At the theatre, they hadn't lifted their mask mandate - they're planning to do that on Monday. I was just as happy wearing mine, since we were cheek by jowl in a packed house.


The Tom Patterson theatre had just gone through a huge upgrade, and the results are truly stunning.


It's all undulating walls and lots and lots of glass to let in the light. They completed the work last year, and, as you can see, it is a triumph.


The play, too, was a triumph. Colm Feore played Richard III. I don't know how he sustained that twisty-legged limp through the whole three hours. Or the amount of energy it took because, as the main star, he was in almost every scene. He had me completely convinced he was the dastardly duke who murdered his way to the throne.
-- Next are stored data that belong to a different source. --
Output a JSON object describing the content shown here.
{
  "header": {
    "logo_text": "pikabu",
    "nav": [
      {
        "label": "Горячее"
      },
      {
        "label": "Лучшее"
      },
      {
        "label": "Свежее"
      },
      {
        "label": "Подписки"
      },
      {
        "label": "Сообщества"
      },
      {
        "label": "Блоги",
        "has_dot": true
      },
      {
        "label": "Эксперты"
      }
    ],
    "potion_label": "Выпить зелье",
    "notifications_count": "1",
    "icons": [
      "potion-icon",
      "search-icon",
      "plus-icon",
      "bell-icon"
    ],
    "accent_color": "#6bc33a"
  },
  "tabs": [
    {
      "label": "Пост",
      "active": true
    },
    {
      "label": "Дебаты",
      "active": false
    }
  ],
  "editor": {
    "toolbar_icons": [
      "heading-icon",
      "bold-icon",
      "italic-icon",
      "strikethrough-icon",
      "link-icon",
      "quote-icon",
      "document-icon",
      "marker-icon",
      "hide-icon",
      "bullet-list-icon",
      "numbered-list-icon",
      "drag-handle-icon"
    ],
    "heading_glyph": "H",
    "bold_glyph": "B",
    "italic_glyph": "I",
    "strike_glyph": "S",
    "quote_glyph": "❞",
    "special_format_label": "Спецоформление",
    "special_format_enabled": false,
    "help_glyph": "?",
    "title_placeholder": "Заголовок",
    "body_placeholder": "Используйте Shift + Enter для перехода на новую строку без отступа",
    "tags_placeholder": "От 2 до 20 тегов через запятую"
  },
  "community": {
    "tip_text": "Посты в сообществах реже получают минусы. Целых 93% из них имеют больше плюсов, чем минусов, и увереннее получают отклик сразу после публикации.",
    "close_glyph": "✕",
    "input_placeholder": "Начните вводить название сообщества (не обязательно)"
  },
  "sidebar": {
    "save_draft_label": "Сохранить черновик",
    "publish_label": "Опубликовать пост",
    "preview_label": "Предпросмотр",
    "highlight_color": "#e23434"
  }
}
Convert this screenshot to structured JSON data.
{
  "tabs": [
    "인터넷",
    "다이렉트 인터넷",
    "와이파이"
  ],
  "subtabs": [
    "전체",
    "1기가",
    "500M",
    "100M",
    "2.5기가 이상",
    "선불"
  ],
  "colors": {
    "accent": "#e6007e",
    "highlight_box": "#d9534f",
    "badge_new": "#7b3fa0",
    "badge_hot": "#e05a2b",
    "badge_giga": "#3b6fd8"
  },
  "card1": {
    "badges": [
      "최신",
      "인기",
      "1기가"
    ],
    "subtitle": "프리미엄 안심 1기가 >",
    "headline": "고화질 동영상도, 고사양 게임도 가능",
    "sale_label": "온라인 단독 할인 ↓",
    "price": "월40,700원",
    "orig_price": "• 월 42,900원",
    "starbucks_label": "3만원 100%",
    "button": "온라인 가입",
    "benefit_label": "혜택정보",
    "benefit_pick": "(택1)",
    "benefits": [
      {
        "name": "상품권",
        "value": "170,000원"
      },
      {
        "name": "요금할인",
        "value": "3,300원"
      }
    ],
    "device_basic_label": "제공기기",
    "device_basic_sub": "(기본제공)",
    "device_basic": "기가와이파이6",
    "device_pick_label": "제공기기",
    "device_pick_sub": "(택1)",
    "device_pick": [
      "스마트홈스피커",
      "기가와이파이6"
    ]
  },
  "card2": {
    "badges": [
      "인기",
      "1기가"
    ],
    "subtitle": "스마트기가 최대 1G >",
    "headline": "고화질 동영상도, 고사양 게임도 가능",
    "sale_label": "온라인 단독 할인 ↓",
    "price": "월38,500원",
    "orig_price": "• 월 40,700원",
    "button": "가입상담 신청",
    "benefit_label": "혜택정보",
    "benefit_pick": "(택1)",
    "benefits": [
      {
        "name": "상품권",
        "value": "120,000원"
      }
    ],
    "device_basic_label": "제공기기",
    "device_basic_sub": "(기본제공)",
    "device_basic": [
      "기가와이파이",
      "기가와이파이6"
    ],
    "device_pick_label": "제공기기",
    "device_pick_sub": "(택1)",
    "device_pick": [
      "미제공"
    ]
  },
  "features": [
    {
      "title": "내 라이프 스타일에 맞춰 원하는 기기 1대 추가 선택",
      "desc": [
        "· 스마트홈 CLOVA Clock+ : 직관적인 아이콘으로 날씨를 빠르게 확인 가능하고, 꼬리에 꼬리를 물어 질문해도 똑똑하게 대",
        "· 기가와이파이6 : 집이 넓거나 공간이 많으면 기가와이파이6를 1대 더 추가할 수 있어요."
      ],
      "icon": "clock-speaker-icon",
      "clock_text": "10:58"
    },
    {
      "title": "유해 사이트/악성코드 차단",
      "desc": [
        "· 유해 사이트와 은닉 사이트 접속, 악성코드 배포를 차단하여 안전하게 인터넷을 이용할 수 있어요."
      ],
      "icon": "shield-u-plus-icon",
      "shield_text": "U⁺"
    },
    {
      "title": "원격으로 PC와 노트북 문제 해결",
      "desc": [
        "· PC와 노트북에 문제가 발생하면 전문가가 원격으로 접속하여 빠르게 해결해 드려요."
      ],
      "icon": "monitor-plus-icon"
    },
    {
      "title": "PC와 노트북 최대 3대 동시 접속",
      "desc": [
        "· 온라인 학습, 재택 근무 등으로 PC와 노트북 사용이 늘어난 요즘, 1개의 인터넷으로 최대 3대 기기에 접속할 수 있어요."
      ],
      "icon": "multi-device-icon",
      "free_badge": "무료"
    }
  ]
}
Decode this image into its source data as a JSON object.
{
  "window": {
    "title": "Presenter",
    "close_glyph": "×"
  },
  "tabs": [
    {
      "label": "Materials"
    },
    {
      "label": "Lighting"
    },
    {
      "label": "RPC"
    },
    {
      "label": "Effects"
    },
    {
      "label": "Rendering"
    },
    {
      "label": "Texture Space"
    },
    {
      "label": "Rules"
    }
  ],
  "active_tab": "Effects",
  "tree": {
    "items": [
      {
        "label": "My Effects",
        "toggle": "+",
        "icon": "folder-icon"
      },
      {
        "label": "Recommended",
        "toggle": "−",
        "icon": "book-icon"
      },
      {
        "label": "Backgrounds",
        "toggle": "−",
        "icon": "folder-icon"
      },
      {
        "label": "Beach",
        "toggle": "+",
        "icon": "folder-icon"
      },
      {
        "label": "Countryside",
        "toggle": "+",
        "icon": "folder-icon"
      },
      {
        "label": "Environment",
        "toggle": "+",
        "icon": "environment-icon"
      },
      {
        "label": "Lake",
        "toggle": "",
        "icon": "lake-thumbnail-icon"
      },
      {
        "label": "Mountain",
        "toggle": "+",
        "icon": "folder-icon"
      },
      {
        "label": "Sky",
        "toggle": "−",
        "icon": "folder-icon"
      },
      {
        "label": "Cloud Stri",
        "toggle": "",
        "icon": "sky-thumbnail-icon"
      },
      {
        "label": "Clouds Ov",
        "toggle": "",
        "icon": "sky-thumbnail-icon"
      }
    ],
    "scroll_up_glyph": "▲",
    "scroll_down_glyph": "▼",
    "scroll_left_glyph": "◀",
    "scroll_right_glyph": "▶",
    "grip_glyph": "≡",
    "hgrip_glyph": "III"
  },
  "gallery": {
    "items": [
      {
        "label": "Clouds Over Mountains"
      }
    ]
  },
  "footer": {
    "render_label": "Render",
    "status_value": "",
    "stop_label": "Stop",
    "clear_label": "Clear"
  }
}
They pulled out the stops for this production. Lucy Peacock was Queen Elizabeth, Seana McKenna was Queen Margaret and Diana Leblanc was the Duchess of York. Andre Sills put in a stellar performance as the shifty Duke of Buckingham. Plus the whole thing was directed by none other than Antoni Cimolino, who's also the entire festival's artistic director. The production was dedicated to the memory of Canadian acting icon Martha Henry and playwright John Murrell.


All in all, it was a fantastic adventure. We're lucky to have such talented people putting on great meals and spectacular theatre just over an hour's drive away from the farmette. Looking forward to more culture vulturey trips over the summer.


Gratuitous cat photo courtesy of Fred (top) and Calvin (seat) who like to kick the birthday boy out of his chair on a regular basis.